Eksekutif Nasional WALHI, Divisi Hukum ForBALI, dan ForBALI simpul Jakarta mendampingi korban Darmoko melakukan pengaduan kepada Komnas HAM Selasa kemarin. Laporan itu diterima langsung oleh Komisioner Komnas HAM, Siane Indriani bersama staf di ruang pengaduan.
I Made Ariel Suardana, Koordintor Divisi Hukum ForBALI menyampaikan tiga pokok pengaduan kepada Komnas HAM. Pertama, perusakan dan penghilangan baliho tolak reklamasi Teluk Benoa oleh aparat keamanan jelang kedatangan Presiden.
Kedua, intimidasi dan larangan oleh aparat kepolisian kepada masyarakat untuk menggunakan kaos baju Bali Tolak Reklamasi pada pembukaan PKB ke-38 yang dihadiri Presiden RI.
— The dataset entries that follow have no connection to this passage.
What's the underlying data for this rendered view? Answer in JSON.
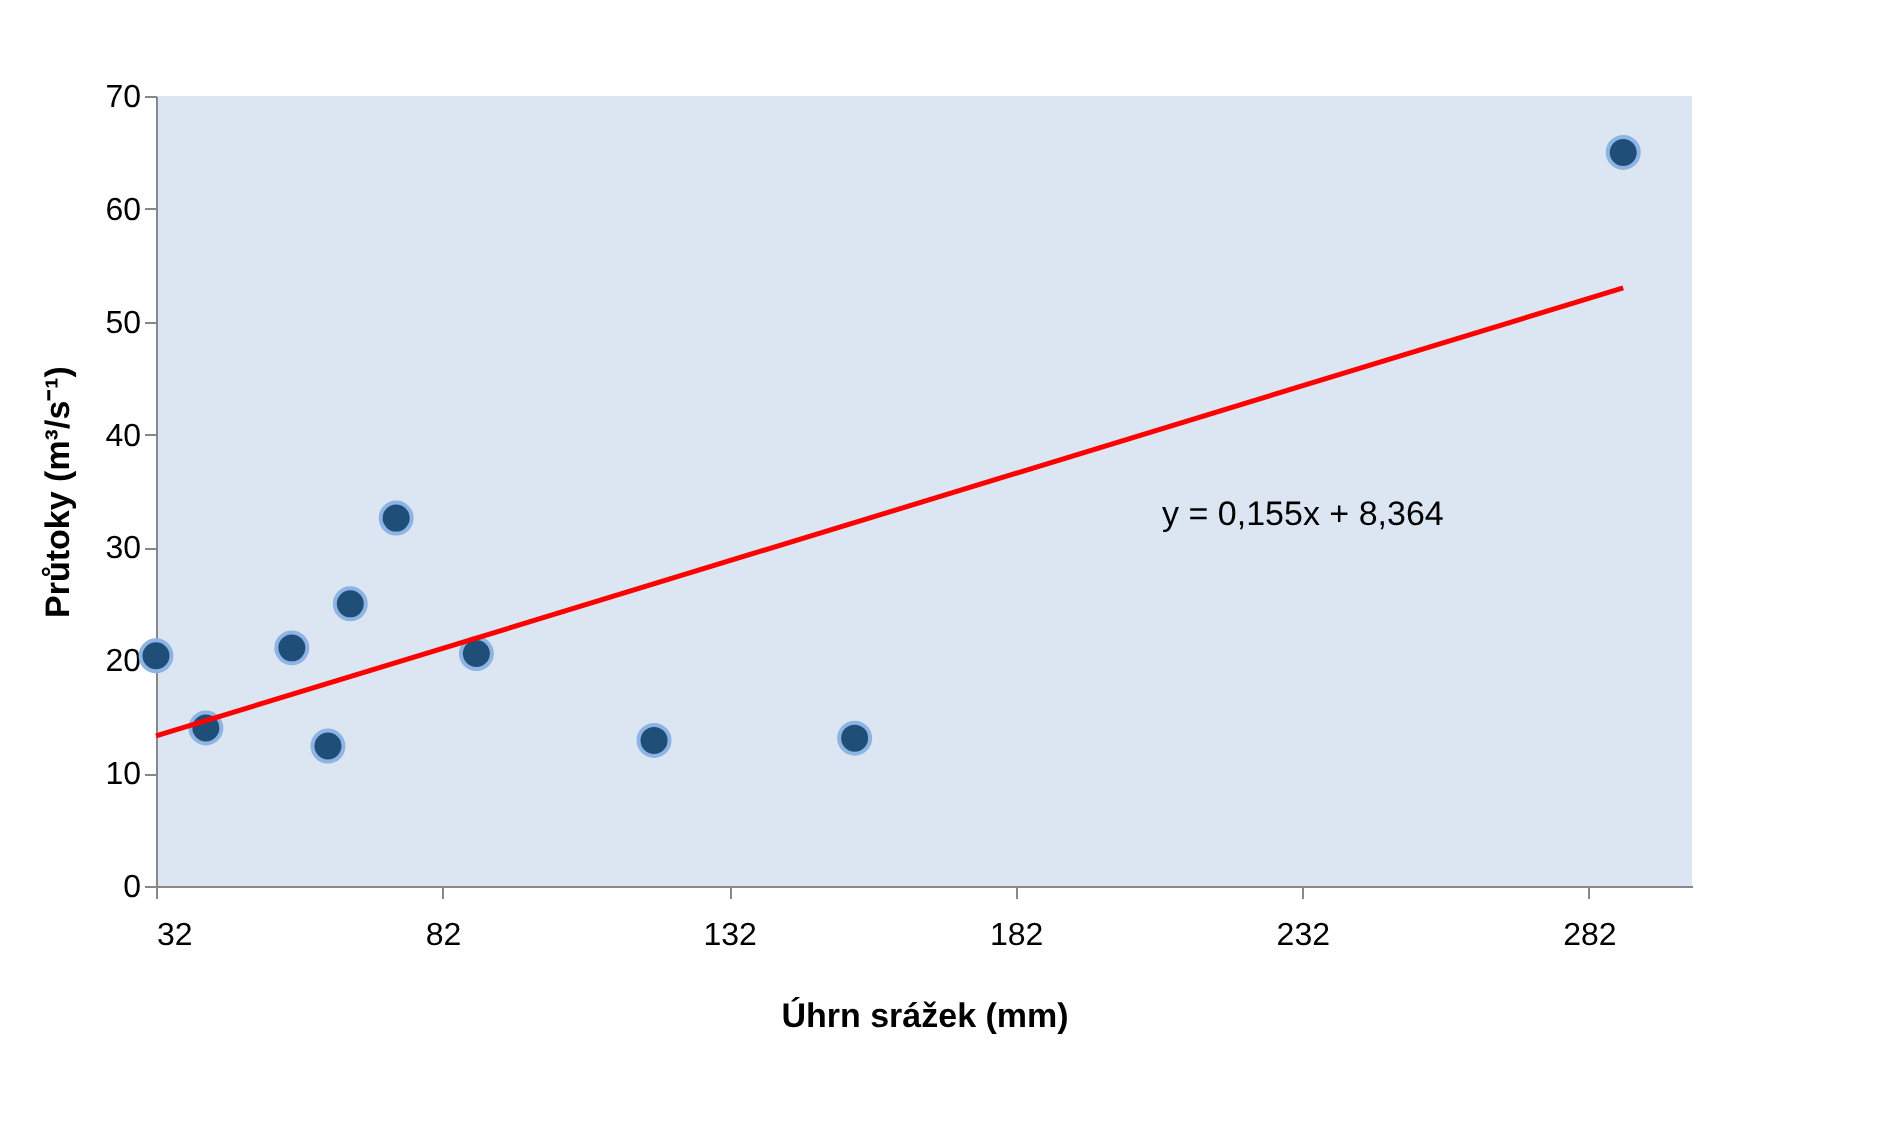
{
  "chart_data": {
    "type": "scatter",
    "xlabel": "Úhrn srážek (mm)",
    "ylabel": "Průtoky (m³/s⁻¹)",
    "xlim": [
      32,
      300
    ],
    "xticks": [
      32,
      82,
      132,
      182,
      232,
      282
    ],
    "ylim": [
      0,
      70
    ],
    "yticks": [
      0,
      10,
      20,
      30,
      40,
      50,
      60,
      70
    ],
    "grid": false,
    "annotations": [
      "y = 0,155x + 8,364"
    ],
    "series": [
      {
        "color": "#1f4e79",
        "marker": "circle",
        "x": [
          32,
          40.7,
          55.7,
          62,
          65.9,
          73.9,
          87.9,
          118.9,
          153.9,
          288
        ],
        "values": [
          20.4,
          14.0,
          21.1,
          12.4,
          25.0,
          32.6,
          20.6,
          12.9,
          13.1,
          65.0
        ]
      },
      {
        "type": "line",
        "color": "#ff0000",
        "line_style": "solid",
        "marker": "none",
        "x": [
          32,
          288
        ],
        "values": [
          13.3,
          53.0
        ]
      }
    ]
  }
}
Ketiga, kekerasan di muka umum pada saat yang sama di Lapangan Bajra Sandi, Renon, Denpasar, Bali oleh sekelompok orang yang diduga sebagai aparat negara kepada dua aktivis ForBALI. Tindak kekerasan tersebut juga disaksikan langsung aparat kepolisian. Namun, aparat di tempat kejadian tidak berusaha menghentikan tindakan tersebut dan dengan sengaja telah melakukan tindakan pembiaran.
Menurut Made Suardana, pemukulan terhadap aktivis ForBALI seharusnya dapat segera dilakukan tindakan hukum Penyelidikan, Penyidikan dan Penangkapan terhadap pelaku.
“Pihak Kepolisian seharusnya bisa melakukan tindakan hukum terhadap pelaku kekerasan tersebut karena peristiwa tersebut bukan merupakan delik aduan. Terlebih lagi ada aparat Kepolisian di lokasi itu,” papar Made Suardana.
Sangat Terlatih
Suriadi, korban pemukulan menuturkan, dia dan Adi dihadang dan dikumpulkan pada satu titik. Selain mereka juga ada masyarakat lain memakai baju tolak reklamasi yang juga dipaksa kembali oleh Kepolisian. Usai dikumpulkan, menurut Suriadi terjadi adu mulut dengan pihak yang diduga aparat berpakain sipil. Beberapa aparat kepolisian berpakaian dinas ikut menyaksikan.
“Atas perintah atasannya kami dilarang menonton pembukaan Pesta Kesenian Bali oleh orang yang kami duga sebagai aparat karena kami memakai baju bali tolak reklamasi. Jika kami ingin menonton kami disuruh buka baju atau pulang dan ganti baju dulu,” papar Suriadi.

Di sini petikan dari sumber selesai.